Wendy E. Chmielewski

Philadelphia Inquirer: Many women paved the way for Clinton

Hillary Clinton this week is expected to become the first woman to lead a major party's presidential ticket, but women have been angling for the honor for more than a century - even before the 19th Amendment secured their universal right to vote.

Belva Lockwood, the first female lawyer to practice before the U.S. Supreme Court, twice sought the presidency in the 1880s. And she wasn't the first; that honor belonged to Victoria Woodhull, an Ohio native who ran in 1872.

Many other women - including famed abolitionist and women's rights advocate Lucretia Mott of the Philadelphia area, ardent suffragist Alice Paul [Class of 1905] of Mount Laurel, and M. Carey Thomas, the former president of Bryn Mawr College who for a time led the National College Women's Equal Suffrage League - figured prominently in helping women achieve equal rights.

The Inquirer asks, “What would Lockwood and these other pioneering women have thought about Hillary Clinton ascending to the presidency?”

"I'm sure they thought it wouldn't be such a long time," said Wendy E. Chmielewski, curator of the Swarthmore College Peace Collection.

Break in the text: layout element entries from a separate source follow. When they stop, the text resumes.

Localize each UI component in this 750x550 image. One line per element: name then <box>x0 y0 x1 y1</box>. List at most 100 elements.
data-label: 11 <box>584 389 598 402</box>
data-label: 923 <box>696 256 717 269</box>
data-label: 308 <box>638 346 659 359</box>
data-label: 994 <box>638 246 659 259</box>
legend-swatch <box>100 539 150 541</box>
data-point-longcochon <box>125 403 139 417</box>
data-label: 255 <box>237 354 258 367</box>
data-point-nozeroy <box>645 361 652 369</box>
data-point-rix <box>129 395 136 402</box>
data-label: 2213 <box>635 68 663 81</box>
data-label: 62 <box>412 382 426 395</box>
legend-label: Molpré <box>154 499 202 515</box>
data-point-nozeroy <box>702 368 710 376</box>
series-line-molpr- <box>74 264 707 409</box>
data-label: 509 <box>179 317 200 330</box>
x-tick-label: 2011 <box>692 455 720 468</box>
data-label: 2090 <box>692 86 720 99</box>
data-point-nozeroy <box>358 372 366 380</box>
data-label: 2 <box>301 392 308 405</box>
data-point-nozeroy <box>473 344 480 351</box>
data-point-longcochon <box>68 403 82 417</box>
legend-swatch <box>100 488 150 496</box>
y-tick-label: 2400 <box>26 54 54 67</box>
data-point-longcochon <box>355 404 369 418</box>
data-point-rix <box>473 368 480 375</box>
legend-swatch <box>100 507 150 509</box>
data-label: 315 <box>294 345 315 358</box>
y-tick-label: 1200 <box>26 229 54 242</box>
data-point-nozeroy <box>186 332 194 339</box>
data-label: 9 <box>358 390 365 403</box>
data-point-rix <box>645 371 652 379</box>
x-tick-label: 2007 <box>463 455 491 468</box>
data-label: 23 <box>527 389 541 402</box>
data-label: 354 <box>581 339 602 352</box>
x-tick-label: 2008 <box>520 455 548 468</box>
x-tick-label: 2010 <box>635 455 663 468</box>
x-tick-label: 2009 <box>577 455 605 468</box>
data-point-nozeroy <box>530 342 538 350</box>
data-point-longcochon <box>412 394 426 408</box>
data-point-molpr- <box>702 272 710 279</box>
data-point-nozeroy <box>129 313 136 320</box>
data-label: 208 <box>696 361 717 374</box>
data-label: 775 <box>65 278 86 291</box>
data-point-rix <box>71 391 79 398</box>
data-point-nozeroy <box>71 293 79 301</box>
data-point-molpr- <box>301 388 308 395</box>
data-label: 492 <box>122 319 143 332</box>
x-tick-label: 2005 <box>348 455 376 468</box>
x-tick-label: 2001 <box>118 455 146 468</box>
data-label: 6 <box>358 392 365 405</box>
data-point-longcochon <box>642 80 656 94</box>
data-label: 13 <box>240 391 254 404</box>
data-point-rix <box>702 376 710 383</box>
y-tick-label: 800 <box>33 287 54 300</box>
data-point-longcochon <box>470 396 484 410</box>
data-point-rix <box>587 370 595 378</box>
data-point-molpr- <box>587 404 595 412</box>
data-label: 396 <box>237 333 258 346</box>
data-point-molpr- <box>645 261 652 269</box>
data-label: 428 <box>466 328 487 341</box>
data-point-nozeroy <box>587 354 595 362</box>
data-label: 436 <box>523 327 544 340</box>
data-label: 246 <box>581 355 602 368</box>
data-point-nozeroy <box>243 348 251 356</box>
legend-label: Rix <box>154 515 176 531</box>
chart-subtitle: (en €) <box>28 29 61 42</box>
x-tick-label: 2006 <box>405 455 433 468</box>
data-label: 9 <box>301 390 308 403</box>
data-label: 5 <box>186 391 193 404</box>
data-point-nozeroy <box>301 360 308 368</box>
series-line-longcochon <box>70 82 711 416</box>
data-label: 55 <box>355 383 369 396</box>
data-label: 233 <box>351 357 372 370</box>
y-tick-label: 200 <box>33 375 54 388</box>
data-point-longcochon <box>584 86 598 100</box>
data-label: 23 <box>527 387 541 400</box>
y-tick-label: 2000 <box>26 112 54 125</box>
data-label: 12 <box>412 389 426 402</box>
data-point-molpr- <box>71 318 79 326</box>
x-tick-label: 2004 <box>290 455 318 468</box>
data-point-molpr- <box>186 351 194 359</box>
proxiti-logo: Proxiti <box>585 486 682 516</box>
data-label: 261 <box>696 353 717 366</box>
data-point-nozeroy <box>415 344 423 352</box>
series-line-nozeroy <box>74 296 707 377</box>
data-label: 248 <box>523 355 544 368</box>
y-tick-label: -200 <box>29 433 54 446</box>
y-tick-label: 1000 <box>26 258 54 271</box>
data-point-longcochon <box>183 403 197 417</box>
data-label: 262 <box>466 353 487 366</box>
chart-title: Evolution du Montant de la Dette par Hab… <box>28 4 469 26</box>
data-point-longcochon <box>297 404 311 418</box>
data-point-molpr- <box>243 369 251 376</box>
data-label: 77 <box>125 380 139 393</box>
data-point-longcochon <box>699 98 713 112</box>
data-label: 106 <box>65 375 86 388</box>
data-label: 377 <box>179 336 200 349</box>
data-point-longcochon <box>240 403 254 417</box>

Swarthmore's collection includes correspondence between Lockwood and her nephew, pamphlets created during her presidential run, and photographs. Lockwood, a native of Upstate New York, first ran for president in 1884, drawing fewer than 5,000 votes, and again in 1888.

It was the Lockwood collection that brought Chmielewski and researcher Jill Norgren together for a project that sought to trace U.S. women who ran for local, state, and national offices before the 19th Amendment passed.

"We thought there would be less than 100," Chmielewski said.

Not even close.

The project - Her Hat Was in the Ring - has uncovered 3,327 women who ran in 4,572 campaigns. And Chmielewski believes there are a couple of thousand more they haven't found yet.

The website includes short bios of the women, like Olive Rose, the first woman they could find who was elected to an office. She became register of deeds in Lincoln County, Maine, in 1853, beating her opponent, 73-4. That's even though she herself did not have the right to vote.

"Even most historians, most women historians, don't know about these women," Chmielewski said.